SPECIALTY MEMORY Many industries impose special requirements on your system, such as military, aerospace, automotive, and medical. If your design has special requirements, such as operating in extreme temperatures or radiation hardening, consider companies that specialize in memories for such environments. These include Austin Semiconductor, Aeroflex, Celis Semiconductor, Honeywell, Maxwell Technologies, Pyramid Semiconductor, and QP Semiconductor.
If you need a memory stackup solution, companies like Irvine Sensors, which handles stacked ball-grid arrays (BGAs), thin small-outline packages (TSOPs), bare dies, and custom stacking, might offer an answer. You should also try visiting helpful Web sites like Denali's ememory.com, which includes a fully searchable database of datasheets, specifications, and simulation models for thousands of memory components.

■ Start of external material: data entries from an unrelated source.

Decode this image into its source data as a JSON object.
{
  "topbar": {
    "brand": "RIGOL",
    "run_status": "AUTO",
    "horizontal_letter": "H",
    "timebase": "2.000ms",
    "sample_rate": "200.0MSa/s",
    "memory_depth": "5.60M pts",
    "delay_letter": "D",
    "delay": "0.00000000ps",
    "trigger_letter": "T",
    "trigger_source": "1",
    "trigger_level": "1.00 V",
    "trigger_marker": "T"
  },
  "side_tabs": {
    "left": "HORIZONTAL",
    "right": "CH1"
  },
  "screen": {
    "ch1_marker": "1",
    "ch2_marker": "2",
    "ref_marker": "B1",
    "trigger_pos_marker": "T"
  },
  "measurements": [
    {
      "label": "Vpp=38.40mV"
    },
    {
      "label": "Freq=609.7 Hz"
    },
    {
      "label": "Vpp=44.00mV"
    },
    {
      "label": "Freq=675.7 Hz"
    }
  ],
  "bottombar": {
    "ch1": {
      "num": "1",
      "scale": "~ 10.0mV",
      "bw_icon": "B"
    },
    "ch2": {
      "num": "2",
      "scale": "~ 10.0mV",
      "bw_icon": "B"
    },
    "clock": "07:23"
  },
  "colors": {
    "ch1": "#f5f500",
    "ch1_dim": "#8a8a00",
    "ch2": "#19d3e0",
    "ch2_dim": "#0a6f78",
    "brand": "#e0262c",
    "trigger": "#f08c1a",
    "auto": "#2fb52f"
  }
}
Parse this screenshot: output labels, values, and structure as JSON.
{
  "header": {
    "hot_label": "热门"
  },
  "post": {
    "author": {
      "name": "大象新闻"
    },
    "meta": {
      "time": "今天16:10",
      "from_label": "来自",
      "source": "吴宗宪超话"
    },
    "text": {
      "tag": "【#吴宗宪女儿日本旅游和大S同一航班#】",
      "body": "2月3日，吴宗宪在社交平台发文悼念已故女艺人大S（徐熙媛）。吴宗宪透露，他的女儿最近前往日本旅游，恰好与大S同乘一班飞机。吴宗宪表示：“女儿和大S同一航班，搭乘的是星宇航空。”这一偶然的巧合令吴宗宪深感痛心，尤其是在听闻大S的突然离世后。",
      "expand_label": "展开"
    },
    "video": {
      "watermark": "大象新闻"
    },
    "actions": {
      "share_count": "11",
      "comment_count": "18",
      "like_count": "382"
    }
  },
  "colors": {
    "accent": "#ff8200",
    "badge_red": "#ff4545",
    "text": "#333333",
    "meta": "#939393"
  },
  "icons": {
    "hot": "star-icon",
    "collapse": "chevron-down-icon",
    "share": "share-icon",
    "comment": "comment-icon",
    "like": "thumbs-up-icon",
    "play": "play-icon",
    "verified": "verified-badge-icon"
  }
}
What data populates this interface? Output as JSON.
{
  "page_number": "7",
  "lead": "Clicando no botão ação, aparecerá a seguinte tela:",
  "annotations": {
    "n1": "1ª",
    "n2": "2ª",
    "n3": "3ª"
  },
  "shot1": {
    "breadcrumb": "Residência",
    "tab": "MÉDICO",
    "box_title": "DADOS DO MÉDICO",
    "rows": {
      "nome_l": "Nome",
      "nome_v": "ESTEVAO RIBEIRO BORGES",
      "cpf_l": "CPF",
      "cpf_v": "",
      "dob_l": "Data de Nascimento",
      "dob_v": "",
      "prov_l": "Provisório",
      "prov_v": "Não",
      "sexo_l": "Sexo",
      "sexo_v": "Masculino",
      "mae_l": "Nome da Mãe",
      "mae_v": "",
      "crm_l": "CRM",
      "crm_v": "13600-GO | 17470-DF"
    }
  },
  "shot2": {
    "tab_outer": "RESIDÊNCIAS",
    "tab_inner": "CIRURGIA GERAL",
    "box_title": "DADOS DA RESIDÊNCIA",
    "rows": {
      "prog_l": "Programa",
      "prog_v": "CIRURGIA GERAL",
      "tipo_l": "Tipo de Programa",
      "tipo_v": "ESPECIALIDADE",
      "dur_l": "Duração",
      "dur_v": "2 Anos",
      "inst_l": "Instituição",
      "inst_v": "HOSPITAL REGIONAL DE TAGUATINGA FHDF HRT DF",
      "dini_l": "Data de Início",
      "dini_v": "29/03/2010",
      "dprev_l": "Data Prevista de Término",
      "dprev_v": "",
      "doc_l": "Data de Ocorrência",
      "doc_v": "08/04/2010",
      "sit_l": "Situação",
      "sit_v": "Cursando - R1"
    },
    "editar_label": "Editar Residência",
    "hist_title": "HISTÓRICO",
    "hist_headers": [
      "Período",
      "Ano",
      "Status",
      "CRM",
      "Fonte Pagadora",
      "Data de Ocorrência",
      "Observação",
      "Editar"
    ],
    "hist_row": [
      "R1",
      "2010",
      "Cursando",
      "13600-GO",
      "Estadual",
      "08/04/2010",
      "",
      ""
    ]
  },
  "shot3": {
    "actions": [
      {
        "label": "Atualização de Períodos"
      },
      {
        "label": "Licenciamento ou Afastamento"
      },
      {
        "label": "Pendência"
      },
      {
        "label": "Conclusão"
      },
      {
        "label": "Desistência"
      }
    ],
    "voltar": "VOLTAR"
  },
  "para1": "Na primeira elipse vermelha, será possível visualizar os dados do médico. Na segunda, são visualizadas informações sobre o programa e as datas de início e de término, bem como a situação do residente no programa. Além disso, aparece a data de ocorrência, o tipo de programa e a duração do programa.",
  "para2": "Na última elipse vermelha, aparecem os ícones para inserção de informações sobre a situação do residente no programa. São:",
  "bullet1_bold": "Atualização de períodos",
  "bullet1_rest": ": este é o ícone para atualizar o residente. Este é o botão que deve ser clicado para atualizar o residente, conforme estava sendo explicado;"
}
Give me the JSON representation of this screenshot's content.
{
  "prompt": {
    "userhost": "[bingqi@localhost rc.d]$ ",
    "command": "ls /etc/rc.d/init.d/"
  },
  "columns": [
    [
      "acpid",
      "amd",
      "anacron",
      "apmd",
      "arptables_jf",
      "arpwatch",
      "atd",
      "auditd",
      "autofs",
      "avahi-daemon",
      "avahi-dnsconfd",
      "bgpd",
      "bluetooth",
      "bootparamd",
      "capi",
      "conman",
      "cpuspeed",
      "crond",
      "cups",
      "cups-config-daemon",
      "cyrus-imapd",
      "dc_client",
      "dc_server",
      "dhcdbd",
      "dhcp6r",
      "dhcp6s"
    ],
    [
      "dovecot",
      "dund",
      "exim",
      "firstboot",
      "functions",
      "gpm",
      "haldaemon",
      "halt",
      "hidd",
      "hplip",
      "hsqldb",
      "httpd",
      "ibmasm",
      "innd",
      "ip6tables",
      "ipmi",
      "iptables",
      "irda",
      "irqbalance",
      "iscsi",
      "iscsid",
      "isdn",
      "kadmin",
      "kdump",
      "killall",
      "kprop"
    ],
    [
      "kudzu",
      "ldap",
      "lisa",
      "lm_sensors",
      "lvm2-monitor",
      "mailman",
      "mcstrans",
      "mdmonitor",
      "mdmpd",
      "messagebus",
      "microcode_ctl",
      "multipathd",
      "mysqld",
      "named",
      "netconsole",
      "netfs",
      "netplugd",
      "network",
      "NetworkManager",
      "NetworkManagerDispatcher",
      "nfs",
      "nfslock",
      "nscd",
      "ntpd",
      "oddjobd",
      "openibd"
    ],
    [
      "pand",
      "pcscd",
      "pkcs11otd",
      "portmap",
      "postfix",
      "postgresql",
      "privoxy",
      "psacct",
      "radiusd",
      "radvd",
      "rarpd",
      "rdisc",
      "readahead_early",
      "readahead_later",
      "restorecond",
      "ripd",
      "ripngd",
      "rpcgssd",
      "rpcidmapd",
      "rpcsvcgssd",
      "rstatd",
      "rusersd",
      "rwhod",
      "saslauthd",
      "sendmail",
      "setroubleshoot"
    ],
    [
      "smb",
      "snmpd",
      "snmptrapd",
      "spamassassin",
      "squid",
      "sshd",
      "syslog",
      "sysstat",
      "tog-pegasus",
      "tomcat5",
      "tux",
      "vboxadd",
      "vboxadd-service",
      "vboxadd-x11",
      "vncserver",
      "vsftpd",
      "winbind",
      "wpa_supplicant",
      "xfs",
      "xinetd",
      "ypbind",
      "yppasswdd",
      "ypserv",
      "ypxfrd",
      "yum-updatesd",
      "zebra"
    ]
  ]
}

Another useful site, RAMpedia.com, is a DRAM memory encyclopedia and reference tool to help hardware designers with DRAM memory subsystems and address several memory-related challenges. "Designing a memory board means a multitude of technical and industry issues must be researched and their impact on the design interpreted," says Phan Hoang, director of research and development at Virtium Technology.
"Thermal challenges, the need for extended functionalities, component availability, and end-of-life issues— these demand considerable time and attention from the engineer building a competitive design," adds Hoang. "RAMpedia.com [provides] specs and simulation data in one convenient base of information" (see "Table 3: Socket (Module) Versus Chip On-Board Tradeoffs,").
TO GO EMBEDDED OR OFF-CHIP If you have the "luxury" of using an application-specific standard product (ASSP) or are designing an ASIC as part of your system design, you're looking at some tough decisions. Foremost among these is whether or not you're going to use embedded memory, and if so, how much should be included as part of a system-on-a-chip (SoC) design (Table 1, again).
Guidelines are available for designers facing these choices (see "NVM Integration Ensures A Successful Experience,"). For example, if your SoC design requires more advanced embedded-memory IP solutions to handle multiple memories and include integrated testing, consider companies like Aldec, ARM, Denali, Faraday Technology, Inapac Technology, Sonics, and Virage Logic.
You could even opt for a system-in-package (SiP), package-in-package (PiP), or a stacked-die approach (see "Die Stacking Solves The Mobile Device Memory Crunch,"). Companies selling multichip-package (MCP) memory and die-stacking technology include Hynix, Micron, NEC, SacTec, Samsung, Toshiba, and Vertical Circuits.
IBM's new PCB-like method of chip design, 3D chip stacking, stacks dies vertically and connects them using through-die vias. This considerably cuts down on wiring when compared to SiP, PiP, or MCP technologies. Using the new 3D technology, a memory die (or dies) could sit directly on top of a controller, which in turn could sit on top of a processor and so on until you have an entire system stacked up vertically.
"[This new technology] allows [for] more interconnects between chips. If chips sit next to each other [in] a package, the wires that connect them together have to be very long (at least as wide as the chip, maybe 1 to 2 cm)," says Steven J. Koester, manager of IBM's Exploratory CMOS Integration. "Therefore, in order to keep the resistance low, the wires have to be ‘fat,' and so you cannot have too many wires connecting the chips to each other," he adds. "In 3D, since the chips are stacked, they are very close together, so that the wires between them are very short ([around] 1/1000 times shorter). Therefore, the 3D interconnects can be very narrow, allowing me to have many more of them connecting the chips. As long as we place the chip components that need to ‘talk' to each other directly on top of each other, we can eliminate the need for a lot of rerouting wiring on the chip."
So there you have it, your memory roadmap from now until 2017 and... wait... what was my conclusion again?